Heinsberg-Oberbruch - Gewalt und Perspektivlosigkeit: Landestheater spielt Franz Kafkas Prozess

Gewalt und Perspektivlosigkeit: Landestheater spielt Franz Kafkas Prozess

Von: Johannes Bindels
Letzte Aktualisierung:

Heinsberg-Oberbruch. Es ist keine einseitige Sicht auf Franz Kafkas Werk „Der Prozess“, wenn der Zuschauer aktuelle Bezüge herstellt.

Denn unter Beobachtung zu stehen, weil die eigenen Daten in ungeahntem Maße nutzbar werden und zum Spielball unbekannter Kräfte zu werden drohen, ist ebenso aktuell, wie Gewalt auf den verschiedensten Ebenen zu erleben. Und die Frage nach der Eigenverantwortung für das Denken und Handeln betrifft zu allen Zeiten das menschliche Leben. Dies mit den Mitteln des Schauspiels zu verdeutlichen, gelang dem Ensemble des Rheinischen Landestheaters Neuss mit Philipp Alfons Heitmann in der Rolle des Josef K. bei der Aufführung in der Festhalle in Oberbruch.

Verwirrendes wie Verirrendes war an vielen Stellen der Aufführung spürbar, so wie beim irren, begleitenden Lachen als Störelement, das die Zuschauer traf und sie mit deutlicher Unruhe reagieren ließ. Der Wahrheit auf der Spur zu bleiben, sich nicht ablenken zu lassen, sich ihr zu stellen, verlangte Konzentration und Anstrengung an diesem Abend. Das ist beim Schauspiel nicht anders als in der Wirklichkeit.

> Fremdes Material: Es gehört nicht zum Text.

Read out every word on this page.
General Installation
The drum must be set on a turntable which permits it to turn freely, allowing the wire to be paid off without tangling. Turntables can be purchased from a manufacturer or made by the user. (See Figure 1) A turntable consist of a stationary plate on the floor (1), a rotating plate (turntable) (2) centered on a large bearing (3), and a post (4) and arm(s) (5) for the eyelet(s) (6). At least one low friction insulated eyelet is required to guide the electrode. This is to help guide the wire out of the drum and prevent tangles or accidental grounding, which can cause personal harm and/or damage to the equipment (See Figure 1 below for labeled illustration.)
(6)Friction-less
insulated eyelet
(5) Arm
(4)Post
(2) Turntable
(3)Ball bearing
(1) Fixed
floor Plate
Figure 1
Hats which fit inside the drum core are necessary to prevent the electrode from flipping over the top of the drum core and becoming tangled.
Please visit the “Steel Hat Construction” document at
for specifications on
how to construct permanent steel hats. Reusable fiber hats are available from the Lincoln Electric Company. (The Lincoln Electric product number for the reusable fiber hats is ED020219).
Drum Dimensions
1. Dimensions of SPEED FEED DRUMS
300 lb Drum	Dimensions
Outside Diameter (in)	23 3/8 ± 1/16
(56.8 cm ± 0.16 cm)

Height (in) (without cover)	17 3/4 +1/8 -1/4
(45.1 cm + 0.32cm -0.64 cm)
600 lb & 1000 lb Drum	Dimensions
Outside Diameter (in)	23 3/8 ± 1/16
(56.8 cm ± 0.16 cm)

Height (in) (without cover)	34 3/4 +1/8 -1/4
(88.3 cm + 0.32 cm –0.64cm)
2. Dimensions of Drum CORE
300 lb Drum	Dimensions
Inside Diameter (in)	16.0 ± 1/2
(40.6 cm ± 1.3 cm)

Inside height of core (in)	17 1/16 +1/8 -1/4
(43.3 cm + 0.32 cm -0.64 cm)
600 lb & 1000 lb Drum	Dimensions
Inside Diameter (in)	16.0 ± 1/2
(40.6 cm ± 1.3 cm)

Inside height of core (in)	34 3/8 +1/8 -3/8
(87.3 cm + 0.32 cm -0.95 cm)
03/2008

Der Inhalt von Kafkas Prozess: Josef K., ein 30-jähriger Bankangestellter, wird an seinem Geburtstag verhaftet. Er ist sich keiner Schuld bewusst. Und obwohl er auch auf Nachfrage keine Anklageinhalte erfährt, stellt sich K. einem seltsamen Verfahren vor einem Gericht, das geheim und unter Ausschluss des Angeklagten zu tagen scheint. K. fühlt sich bedroht durch ein Kräftesystem, dessen Strukturen er nicht begreift. Doch weder sein Onkel noch der einflussreiche Advokat Dr. Huld können ihm helfen.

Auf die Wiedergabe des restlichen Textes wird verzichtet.